Racial Justice Project
The Racial Justice Project is a legal advocacy organization dedicated to protecting the constitutional and civil rights of people who have been denied their rights on the basis of race, and to increasing public awareness of racism and racial injustice in the areas of education, employment, political participation, economic inequality, and criminal justice.
The Project’s work includes impact litigation, appellate advocacy, legislative advocacy, training, and public education.
Since its founding in 2006, the Project has worked to achieve its goals through the efforts of a growing number of faculty and student participants.The Project has filed amicus briefs, authored original research and publications, and served as co-counsel in lawsuits.

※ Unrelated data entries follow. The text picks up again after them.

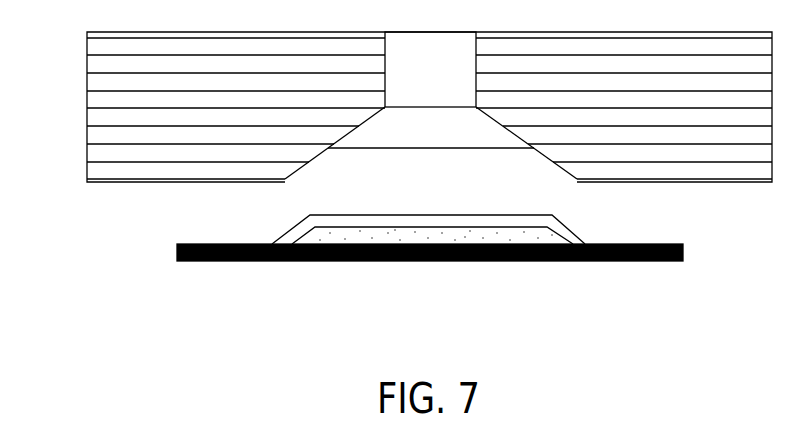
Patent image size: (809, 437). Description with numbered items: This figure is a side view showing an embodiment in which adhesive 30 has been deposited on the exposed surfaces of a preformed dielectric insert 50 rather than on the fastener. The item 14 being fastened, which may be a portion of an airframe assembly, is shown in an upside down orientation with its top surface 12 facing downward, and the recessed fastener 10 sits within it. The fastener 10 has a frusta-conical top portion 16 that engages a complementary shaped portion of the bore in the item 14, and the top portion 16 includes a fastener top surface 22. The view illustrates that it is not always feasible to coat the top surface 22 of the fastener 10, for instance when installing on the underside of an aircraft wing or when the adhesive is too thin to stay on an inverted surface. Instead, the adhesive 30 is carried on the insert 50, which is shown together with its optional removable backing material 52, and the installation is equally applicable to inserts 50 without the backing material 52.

The recessed fastener 10 is at (441, 81).
The top surface 12 is at (123, 182).
The item 14 is at (87, 99).
The top portion 16 is at (441, 138).
The fastener top surface 22 is at (492, 148).
The adhesive 30 is at (580, 240).
The insert 50 is at (297, 237).
The removable backing material 52 is at (203, 261).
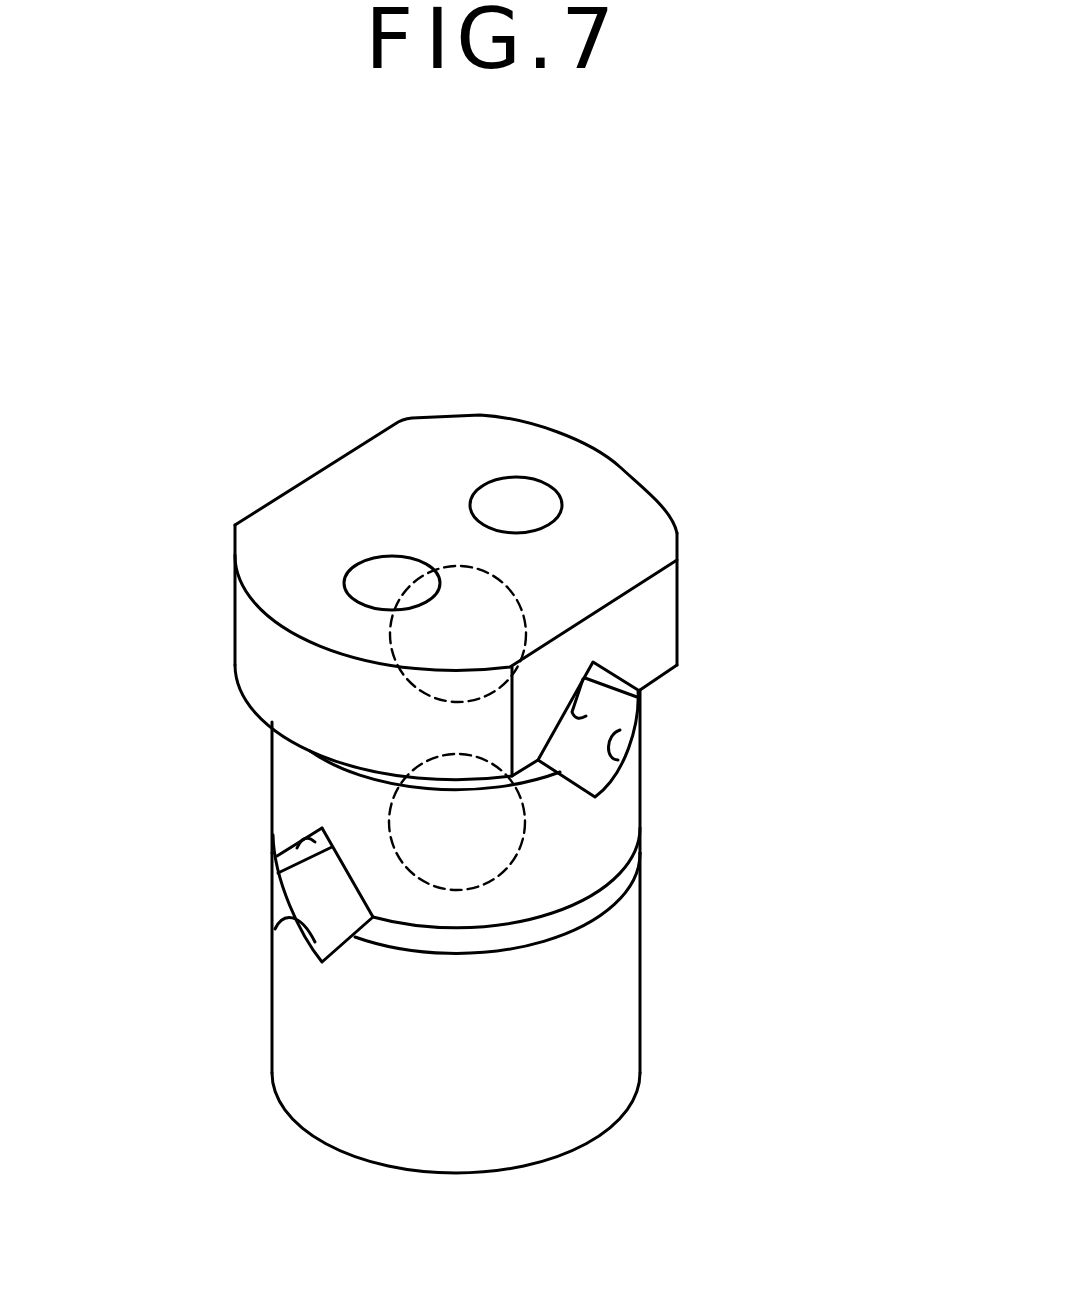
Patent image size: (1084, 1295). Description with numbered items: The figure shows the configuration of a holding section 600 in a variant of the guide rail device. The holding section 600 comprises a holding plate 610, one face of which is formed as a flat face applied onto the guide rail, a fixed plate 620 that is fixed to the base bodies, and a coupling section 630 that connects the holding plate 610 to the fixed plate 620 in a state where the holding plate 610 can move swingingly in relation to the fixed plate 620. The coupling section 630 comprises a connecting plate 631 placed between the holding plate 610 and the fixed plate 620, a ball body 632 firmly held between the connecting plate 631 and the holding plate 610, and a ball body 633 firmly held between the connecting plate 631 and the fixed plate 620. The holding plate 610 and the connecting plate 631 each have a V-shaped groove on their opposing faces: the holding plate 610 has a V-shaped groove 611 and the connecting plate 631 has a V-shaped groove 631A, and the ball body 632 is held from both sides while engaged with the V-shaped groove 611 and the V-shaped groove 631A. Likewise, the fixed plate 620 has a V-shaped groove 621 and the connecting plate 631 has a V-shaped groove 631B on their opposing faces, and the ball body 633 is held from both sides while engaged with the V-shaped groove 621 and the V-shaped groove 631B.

The holding section 600 is at (690, 404).
The holding plate 610 is at (633, 520).
The V-shaped groove 611 is at (643, 643).
The fixed plate 620 is at (623, 1007).
The V-shaped groove 621 is at (278, 928).
The coupling section 630 is at (760, 838).
The connecting plate 631 is at (627, 822).
The V-shaped groove 631A is at (640, 727).
The V-shaped groove 631B is at (283, 846).
The ball body 632 is at (413, 657).
The ball body 633 is at (423, 833).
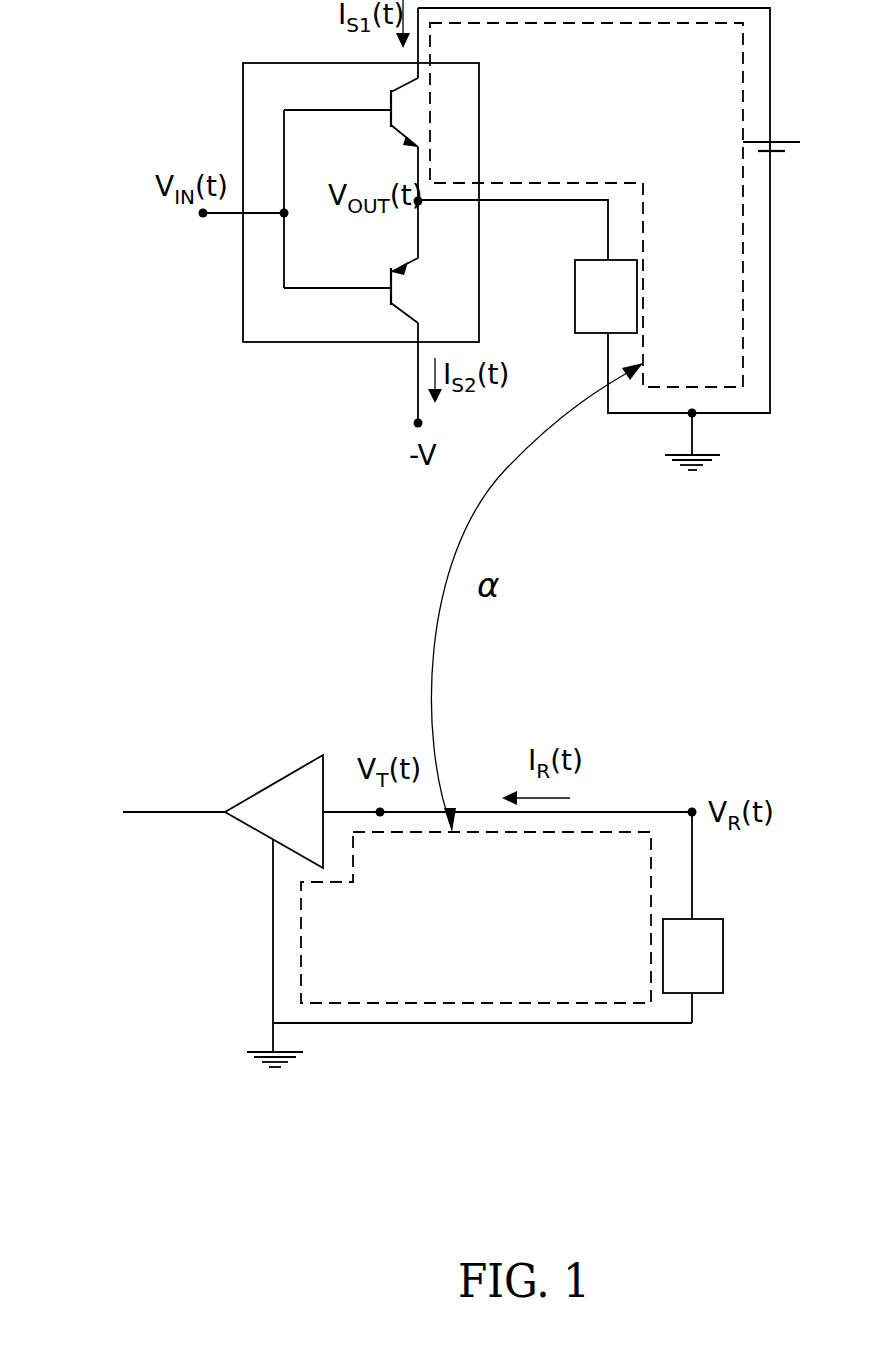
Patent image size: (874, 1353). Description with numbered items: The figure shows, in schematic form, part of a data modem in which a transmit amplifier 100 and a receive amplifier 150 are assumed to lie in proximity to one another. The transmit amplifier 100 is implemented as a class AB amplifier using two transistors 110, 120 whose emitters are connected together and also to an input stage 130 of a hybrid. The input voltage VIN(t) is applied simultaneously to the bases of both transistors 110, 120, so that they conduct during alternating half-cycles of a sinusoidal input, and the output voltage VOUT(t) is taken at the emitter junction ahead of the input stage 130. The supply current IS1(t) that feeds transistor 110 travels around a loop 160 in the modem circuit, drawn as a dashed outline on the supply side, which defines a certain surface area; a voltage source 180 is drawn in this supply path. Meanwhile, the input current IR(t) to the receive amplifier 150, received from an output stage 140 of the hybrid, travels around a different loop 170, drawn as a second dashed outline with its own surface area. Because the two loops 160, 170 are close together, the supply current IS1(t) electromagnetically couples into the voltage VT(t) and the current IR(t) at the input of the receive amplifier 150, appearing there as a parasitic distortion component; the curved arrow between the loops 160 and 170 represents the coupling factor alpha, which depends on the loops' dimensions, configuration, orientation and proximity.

The Racial Justice Project worked with Clemency Project 2014—a group of lawyers and advocates—to help the Justice Department identify federal prisoners who, if sentenced today under current sentencing laws and policies, would likely have received substantially lower sentences. Students working with the Racial Justice Project filed clemency petitions on behalf of federal prisoners convicted of nonviolent drug crimes seeking to have their sentences reduced.
Students also work on current racial justice issues, including assisting with the Carr v. de Blasio litigation and the judicial inquiry into Eric Garner’s death in 2014 and helping prepare testimony government committees on the jurisdiction of New York City’s Civilian Complaint Review Board.
Professor Penelope Andrews serves as the Project’s Director. In addition, the Project engages one or more post-graduate Lewis Steel Racial Justice Project Fellows.